L’an passé, la moyenne des frais de réparation s’est élevée à 514€, contre 502€ en 2016, soit « la plus forte progression de ces dernières années » observe le garantisseur.  « Les voitures neuves disposent de systèmes d’assistance de plus en plus sophistiqués qui facilitent nettement la conduite quotidienne. Toutefois, en cas de panne, la réparation d’un groupe de pièces complexes requiert également une plus grande charge de travail. Au fil du temps, des composants de plus en plus modernes sont également présents sur les véhicules d’occasion. Ceux-ci sont plus souvent sujets à des pannes de pièces coûteuses, ce qui entraîne une augmentation considérable des coûts dans les deux domaines », analyse CarGarantie.

Le moteur le plus cher à réparer


Sur les véhicules d’occasion, le moteur demeure de loin l’élément le plus onéreux (24,2% du montant d’un sinistre ; +1,3%). Il est suivi, comme les années précédentes, par le circuit d’alimentation (turbocompresseur inclus) et la boîte de vitesses, qui représentent respectivement 17,7 % (-0,4%) et 11,7% (-0,2%) des dépenses. L’installation électrique et la climatisation arrivent en 4e et 5e position. 

Pour les voitures neuves, c’est le système d’alimentation qui se place en première position, pesant 20,3% du montant d’un sinistre. En augmentation de 3,1 % par rapport à 2016, le moteur se hisse à la 2e place avec 18,9 % des coûts. A la troisième place, la boîte de vitesses enregistre un recul de 1,4 % pour passer à 12,3 %.
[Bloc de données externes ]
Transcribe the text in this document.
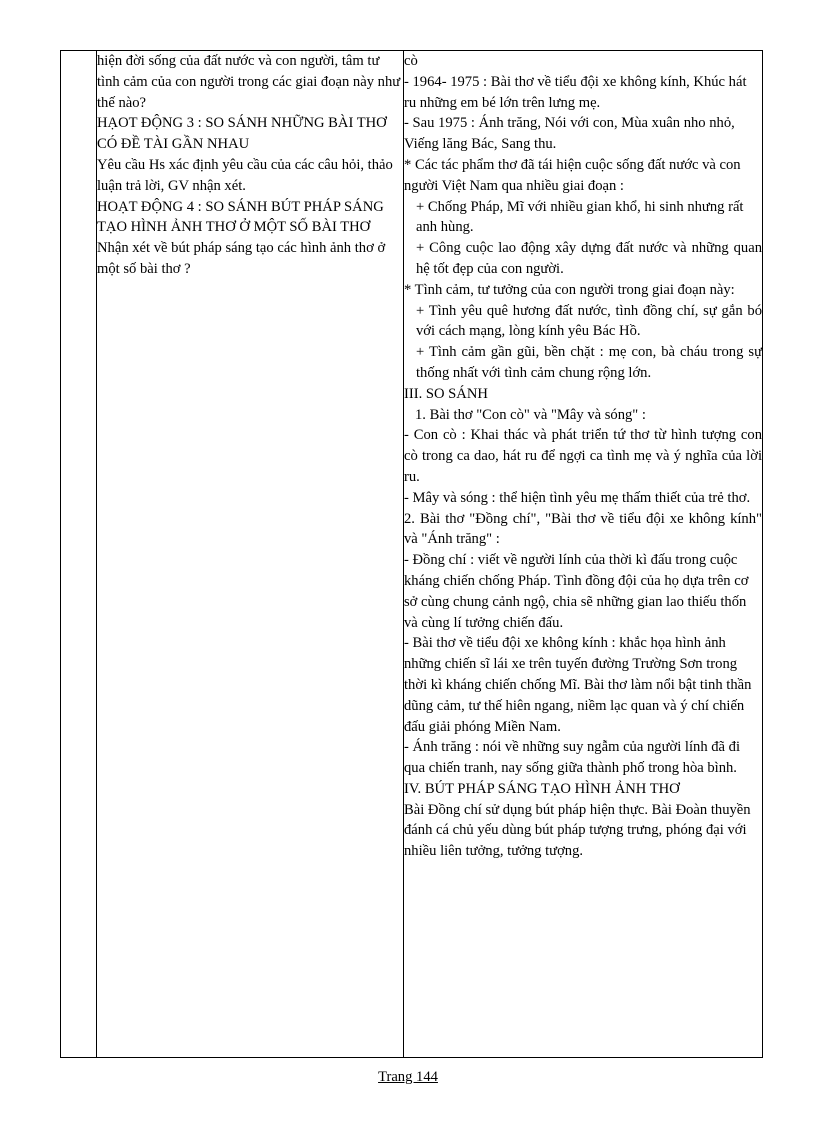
hiện đời sống của đất nước và con người, tâm tư tình cảm của con người trong các giai đoạn này như thế nào?

HẠOT ĐỘNG 3 : SO SÁNH NHỮNG BÀI THƠ CÓ ĐỀ TÀI GẦN NHAU

Yêu cầu Hs xác định yêu cầu của các câu hỏi, thảo luận trả lời, GV nhận xét.

HOẠT ĐỘNG 4 : SO SÁNH BÚT PHÁP SÁNG TẠO HÌNH ẢNH THƠ Ở MỘT SỐ BÀI THƠ

Nhận xét về bút pháp sáng tạo các hình ảnh thơ ở một số bài thơ ?

cò

- 1964- 1975 : Bài thơ về tiểu đội xe không kính, Khúc hát ru những em bé lớn trên lưng mẹ.

- Sau 1975 : Ánh trăng, Nói với con, Mùa xuân nho nhỏ, Viếng lăng Bác, Sang thu.

* Các tác phẩm thơ đã tái hiện cuộc sống đất nước và con người Việt Nam qua nhiều giai đoạn :

+ Chống Pháp, Mĩ với nhiều gian khổ, hi sinh nhưng rất anh hùng.

+ Công cuộc lao động xây dựng đất nước và những quan hệ tốt đẹp của con người.

* Tình cảm, tư tưởng của con người trong giai đoạn này:

+ Tình yêu quê hương đất nước, tình đồng chí, sự gắn bó với cách mạng, lòng kính yêu Bác Hồ.

+ Tình cảm gần gũi, bền chặt : mẹ con, bà cháu trong sự thống nhất với tình cảm chung rộng lớn.

III. SO SÁNH

1. Bài thơ "Con cò" và "Mây và sóng" :

- Con cò : Khai thác và phát triển tứ thơ từ hình tượng con cò trong ca dao, hát ru để ngợi ca tình mẹ và ý nghĩa của lời ru.

- Mây và sóng : thể hiện tình yêu mẹ thấm thiết của trẻ thơ.

2. Bài thơ "Đồng chí", "Bài thơ về tiểu đội xe không kính" và "Ánh trăng" :

- Đồng chí : viết về người lính của thời kì đấu trong cuộc kháng chiến chống Pháp. Tình đồng đội của họ dựa trên cơ sở cùng chung cảnh ngộ, chia sẽ những gian lao thiếu thốn và cùng lí tưởng chiến đấu.

- Bài thơ về tiểu đội xe không kính : khắc họa hình ảnh những chiến sĩ lái xe trên tuyến đường Trường Sơn trong thời kì kháng chiến chống Mĩ. Bài thơ làm nổi bật tinh thần dũng cảm, tư thế hiên ngang, niềm lạc quan và ý chí chiến đấu giải phóng Miền Nam.

- Ánh trăng : nói về những suy ngẫm của người lính đã đi qua chiến tranh, nay sống giữa thành phố trong hòa bình.

IV. BÚT PHÁP SÁNG TẠO HÌNH ẢNH THƠ

Bài Đồng chí sử dụng bút pháp hiện thực. Bài Đoàn thuyền đánh cá chủ yếu dùng bút pháp tượng trưng, phóng đại với nhiều liên tưởng, tưởng tượng.

Trang 144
Le circuit d’alimentation le plus touché


En analysant la fréquence des réparations par groupes de pièces sur les véhicules d’occasion, c’est le circuit d’alimentation qui est le plus touché (19,7 % des réparations), suivi par le système électrique (17,3 %) et le moteur (11,2%). « Plus d’un sinistre sur dix est donc une panne de moteur – cependant, celle-ci représente presque un quart des frais engagés », résume CarGarantie.
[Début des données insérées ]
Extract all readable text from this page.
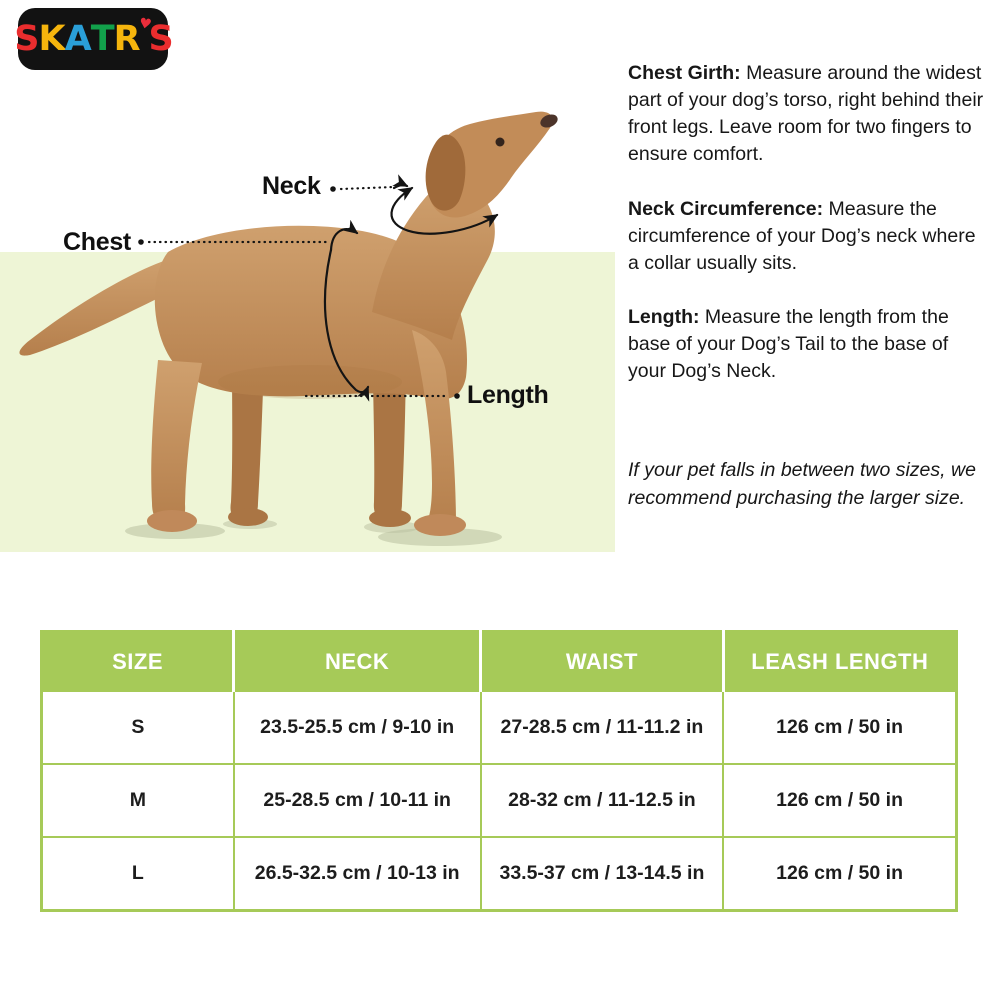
S K A T R ♥
S
Neck
Chest
Length
Chest Girth: Measure around the widest part of your dog’s torso, right behind their front legs. Leave room for two fingers to ensure comfort.
Neck Circumference: Measure the circumference of your Dog’s neck where a collar usually sits.
Length: Measure the length from the base of your Dog’s Tail to the base of your Dog’s Neck.
If your pet falls in between two sizes, we recommend purchasing the larger size.
SIZE	NECK	WAIST	LEASH LENGTH
S	23.5-25.5 cm / 9-10 in	27-28.5 cm / 11-11.2 in	126 cm / 50 in
M	25-28.5 cm / 10-11 in	28-32 cm / 11-12.5 in	126 cm / 50 in
L	26.5-32.5 cm / 10-13 in	33.5-37 cm / 13-14.5 in	126 cm / 50 in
Pour les voitures neuves, le système d’alimentation en tête (22,3 %) et l’installation électrique (18,1 %) restent les éléments les plus sujets aux réparations. A la 3e place, l’électronique de confort (8,8 %) passe devant le système de refroidissement (8,7% ; -2,6%).
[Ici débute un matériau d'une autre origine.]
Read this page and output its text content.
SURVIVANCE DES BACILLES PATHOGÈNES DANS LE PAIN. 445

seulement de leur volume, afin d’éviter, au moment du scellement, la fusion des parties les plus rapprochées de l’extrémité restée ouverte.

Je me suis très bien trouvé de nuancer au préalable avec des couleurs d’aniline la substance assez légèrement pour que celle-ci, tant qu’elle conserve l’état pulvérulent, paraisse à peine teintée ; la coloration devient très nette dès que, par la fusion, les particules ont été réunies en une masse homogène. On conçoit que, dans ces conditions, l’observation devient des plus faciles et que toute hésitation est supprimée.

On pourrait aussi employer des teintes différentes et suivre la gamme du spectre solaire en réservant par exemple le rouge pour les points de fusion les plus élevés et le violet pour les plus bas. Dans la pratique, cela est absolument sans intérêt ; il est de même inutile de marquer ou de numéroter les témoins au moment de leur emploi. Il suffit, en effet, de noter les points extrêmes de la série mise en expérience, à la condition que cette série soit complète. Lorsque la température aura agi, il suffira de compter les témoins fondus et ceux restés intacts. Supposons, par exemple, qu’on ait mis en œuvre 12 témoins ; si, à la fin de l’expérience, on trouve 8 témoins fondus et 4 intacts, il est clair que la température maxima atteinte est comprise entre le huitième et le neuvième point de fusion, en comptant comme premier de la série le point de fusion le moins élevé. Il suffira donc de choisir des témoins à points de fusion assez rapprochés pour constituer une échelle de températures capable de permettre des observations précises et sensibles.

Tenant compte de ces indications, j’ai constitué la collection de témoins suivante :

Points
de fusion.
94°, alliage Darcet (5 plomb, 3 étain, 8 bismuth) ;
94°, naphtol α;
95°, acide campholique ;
Enfin, en analysant le kilométrage, CarGarantie informe que la part des sinistres survenant avant 15 000 kilomètres a augmenté par rapport à 2016. Avec un taux de 33,2 % (31,7 % en 2016), un tiers des sinistres survient pendant les 5 000 premiers kilomètres. Pour les voitures neuves, la tendance reste sensiblement identique. Dans 30,3 % des cas, le sinistre intervient au cours des 25 000 premiers kilomètres (31,7 % en 2016).

De manière générale, les sinistres surviennent plus vite tant pour les voitures d’occasion que les voitures neuves : 83,3 % des voitures d’occasion (81,7 % en 2016) et 54,9 % des voitures neuves (48,9 %) ont dû bénéficier de prestations de garantie durant la première année suivant le début de la garantie.